8/09/2015

reparador de sueños


Beto Asurey recordó al Chueco Mazzón, quien murió el viernes, “como un reparador de sueños que otros rompían”.


Compañero del alma:

La oficina del Chueco Mazzón era siempre una mezcla de asamblea, foro de ideas y taller de construcción para victorias peronistas. Un taller de Forja como decía Don Arturo. Peronista hasta los tuétanos y democrático práctico. Minga de chamuyo. En la antesala podía estar un gobernador o candidato a lo mismo, esperando que el Chueco terminara una reunión con el último militante de algún pueblo perdido de la Argentina.

El Chueco hablaba con todos, escuchaba a todos y ayudaba a todos en bien del peronismo. Por eso era como un GPS andante de la militancia y la dirigencia de la Patria entera. Si uno quería saber con quién hablar en Cristiano Muerto, localidad de 200 habitantes, había que preguntarle al Chueco. Él conocía un compañero en esos pagos. Y el compañero lo conocía al Chueco.

Ahora dicen que estuvo con todos, con (Antonio) Cafiero, con (Carlos) Menem, con (Eduardo) Duhalde, con los cinco jinetes del 2001, con Néstor (Kirchner) y con la Presidente (Cristina Fernández). Error, digo yo. TODOS estuvieron con él, que es bastante distinto.

El Chueco era un armador nato, un reparador de sueños que otros rompían. Pragmático sin cinismo, doctrinario sin ideologismos, estaba convencido que el peronismo era mejor que cualquier otra cosa, y actuaba en consecuencia.

En la histórica oficina de Combate de los Pozos, o en su despacho de la Rosada, lo acompañaba desde hacia tiempo un portaretratos, la imagen de una ecografía donde el bebé por venir saludaba al ecógrafo con los dos dedos en V. Es antojo mío, pero me parece que Gestar, esa patriada que llevó adelante con el Flaco Gioja tenía su origen en ese afiche.
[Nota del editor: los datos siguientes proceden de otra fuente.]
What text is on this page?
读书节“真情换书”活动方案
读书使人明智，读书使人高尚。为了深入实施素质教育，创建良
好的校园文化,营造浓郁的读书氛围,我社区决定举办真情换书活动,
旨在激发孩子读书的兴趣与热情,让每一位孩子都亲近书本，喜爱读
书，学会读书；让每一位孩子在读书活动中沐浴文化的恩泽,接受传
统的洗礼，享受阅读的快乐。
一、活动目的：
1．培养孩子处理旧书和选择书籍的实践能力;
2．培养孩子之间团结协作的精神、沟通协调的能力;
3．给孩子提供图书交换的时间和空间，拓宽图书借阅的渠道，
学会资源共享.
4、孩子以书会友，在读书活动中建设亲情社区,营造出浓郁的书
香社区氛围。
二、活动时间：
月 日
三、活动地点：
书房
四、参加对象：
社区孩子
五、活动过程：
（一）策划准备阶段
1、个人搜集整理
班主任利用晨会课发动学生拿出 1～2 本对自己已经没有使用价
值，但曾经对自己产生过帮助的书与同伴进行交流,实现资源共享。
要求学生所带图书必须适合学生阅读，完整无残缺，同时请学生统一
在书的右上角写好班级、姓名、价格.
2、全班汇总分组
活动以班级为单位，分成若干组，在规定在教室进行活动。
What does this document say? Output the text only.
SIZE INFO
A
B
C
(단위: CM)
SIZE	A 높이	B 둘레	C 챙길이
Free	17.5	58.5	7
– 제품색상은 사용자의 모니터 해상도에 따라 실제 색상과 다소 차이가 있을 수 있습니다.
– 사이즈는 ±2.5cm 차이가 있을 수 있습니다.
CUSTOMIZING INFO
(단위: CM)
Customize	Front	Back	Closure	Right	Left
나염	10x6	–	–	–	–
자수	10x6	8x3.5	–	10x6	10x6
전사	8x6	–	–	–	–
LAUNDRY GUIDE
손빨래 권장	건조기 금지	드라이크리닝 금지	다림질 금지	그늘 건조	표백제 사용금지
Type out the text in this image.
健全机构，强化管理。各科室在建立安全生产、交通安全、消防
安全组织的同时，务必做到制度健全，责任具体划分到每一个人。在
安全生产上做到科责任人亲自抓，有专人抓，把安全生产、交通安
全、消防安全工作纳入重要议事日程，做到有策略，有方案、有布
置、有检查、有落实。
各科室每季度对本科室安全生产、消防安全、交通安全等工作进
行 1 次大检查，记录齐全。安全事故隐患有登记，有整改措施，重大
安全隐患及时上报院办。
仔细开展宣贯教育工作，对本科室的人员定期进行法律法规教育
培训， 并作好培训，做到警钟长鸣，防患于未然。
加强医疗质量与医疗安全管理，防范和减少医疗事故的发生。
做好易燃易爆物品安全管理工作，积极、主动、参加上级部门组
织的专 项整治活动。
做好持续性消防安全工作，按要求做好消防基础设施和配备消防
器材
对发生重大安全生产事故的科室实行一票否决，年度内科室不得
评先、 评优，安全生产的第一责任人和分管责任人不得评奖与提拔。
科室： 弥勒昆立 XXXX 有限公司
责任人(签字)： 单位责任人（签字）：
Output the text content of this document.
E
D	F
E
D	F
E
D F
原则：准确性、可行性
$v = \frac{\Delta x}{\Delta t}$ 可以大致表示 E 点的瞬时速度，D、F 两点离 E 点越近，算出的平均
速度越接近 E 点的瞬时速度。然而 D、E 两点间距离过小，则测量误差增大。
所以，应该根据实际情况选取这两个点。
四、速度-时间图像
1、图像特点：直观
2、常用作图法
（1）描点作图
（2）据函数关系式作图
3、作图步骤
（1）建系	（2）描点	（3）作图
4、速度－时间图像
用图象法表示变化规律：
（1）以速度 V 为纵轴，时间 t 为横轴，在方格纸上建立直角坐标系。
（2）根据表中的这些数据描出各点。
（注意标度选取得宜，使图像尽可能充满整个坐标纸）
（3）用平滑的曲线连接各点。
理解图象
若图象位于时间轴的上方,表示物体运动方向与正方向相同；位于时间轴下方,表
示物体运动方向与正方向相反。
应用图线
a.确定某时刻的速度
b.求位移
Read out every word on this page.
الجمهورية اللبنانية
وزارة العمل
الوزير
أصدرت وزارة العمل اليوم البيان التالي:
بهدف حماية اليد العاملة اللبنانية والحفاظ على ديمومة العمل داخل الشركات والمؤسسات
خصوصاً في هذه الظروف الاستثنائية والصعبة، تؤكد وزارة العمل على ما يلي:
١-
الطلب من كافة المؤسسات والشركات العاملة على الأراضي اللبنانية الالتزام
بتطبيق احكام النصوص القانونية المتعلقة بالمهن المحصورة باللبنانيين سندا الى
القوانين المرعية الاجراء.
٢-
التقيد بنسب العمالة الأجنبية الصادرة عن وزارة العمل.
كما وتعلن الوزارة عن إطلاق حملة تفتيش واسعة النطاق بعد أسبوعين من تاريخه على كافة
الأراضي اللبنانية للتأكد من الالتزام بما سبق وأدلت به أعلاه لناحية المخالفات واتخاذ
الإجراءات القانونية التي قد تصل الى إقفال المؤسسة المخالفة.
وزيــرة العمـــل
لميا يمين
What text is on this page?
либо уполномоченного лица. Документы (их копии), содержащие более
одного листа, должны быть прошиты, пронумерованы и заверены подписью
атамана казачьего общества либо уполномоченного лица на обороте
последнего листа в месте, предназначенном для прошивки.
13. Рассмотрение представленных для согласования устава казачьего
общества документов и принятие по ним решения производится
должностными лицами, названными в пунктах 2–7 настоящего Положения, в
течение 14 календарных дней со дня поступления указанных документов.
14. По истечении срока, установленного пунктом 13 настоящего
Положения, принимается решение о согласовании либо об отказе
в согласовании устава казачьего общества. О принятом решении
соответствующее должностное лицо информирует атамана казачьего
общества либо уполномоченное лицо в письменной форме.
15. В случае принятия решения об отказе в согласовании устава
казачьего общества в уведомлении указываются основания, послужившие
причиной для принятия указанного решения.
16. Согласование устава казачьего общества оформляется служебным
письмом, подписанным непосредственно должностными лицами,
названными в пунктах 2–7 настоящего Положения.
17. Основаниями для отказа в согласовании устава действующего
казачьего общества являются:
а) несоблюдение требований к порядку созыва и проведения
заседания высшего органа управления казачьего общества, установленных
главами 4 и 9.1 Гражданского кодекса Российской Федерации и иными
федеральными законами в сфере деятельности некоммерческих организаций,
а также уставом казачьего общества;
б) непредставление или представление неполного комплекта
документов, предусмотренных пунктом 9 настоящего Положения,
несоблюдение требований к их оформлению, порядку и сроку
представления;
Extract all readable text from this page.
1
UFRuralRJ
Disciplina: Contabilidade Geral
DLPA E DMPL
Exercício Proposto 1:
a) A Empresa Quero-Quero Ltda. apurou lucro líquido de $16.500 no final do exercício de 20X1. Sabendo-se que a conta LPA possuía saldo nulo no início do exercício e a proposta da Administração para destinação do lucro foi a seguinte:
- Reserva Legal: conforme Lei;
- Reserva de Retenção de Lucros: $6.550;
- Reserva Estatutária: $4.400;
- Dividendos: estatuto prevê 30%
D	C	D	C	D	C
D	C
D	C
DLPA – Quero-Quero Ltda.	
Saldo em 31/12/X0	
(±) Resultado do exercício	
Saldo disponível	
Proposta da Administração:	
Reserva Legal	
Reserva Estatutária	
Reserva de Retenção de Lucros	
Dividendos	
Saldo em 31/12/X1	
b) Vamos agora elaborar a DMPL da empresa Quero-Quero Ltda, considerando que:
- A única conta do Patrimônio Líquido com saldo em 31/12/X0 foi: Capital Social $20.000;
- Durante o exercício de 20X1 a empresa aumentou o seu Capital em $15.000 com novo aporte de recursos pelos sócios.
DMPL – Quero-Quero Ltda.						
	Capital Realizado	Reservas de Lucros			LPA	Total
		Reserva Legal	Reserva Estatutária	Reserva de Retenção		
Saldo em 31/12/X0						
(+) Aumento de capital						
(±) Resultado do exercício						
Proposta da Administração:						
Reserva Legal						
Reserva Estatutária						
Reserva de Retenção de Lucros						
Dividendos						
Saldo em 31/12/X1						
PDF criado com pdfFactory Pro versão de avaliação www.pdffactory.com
Al Chueco le gustaba gestar victorias para el peronismo. No las ganó todas, pero fue absolutamente invencible.

Hoy, en su despedida me crucé con compañeros de toda laya. Oficialistas y opositores, vi saludos afectuosos de ambos lados. Me acordé de una frase que me dijo alguna vez: "¿no sé para qué quieren estar en las listas con lo lindo que es armarlas?". Un Chueco a la enésima potencia. "Armar" era estar más atento al compañero que quedaba afuera que al que había colado. Las listas egoístas solo generan egoísmo. Un valor gorila por excelencia.

El Chueco se mandó su última opereta. Dormido con su traje azul impecable, en silencio, nos murmuró por última vez la lección de Primero la Patria, luego el movimiento y por último los hombres.

Chau Chueco, gracias por tantas lecciones y perdón por no aprender tanto como hace falta. Saludos al General y a todos los compañeros. Viva Perón.

Por Beto Asurey

(Docente de la Facultad de Ciencias Sociales de la Universidad Nacional de Lomas de Zamora)

1 comentario:

MontoneroGuasón dijo...

Pa ser sinceros, algunos de nosotros éramos advenedizos y no entendíamos demasiado. Entonces un cachito martinez en la lista de diputados nacionales en santa fe nos rompía un tanto los huevos. Pero de a poco fuimos entendiendo y queriendo. Salute chueco!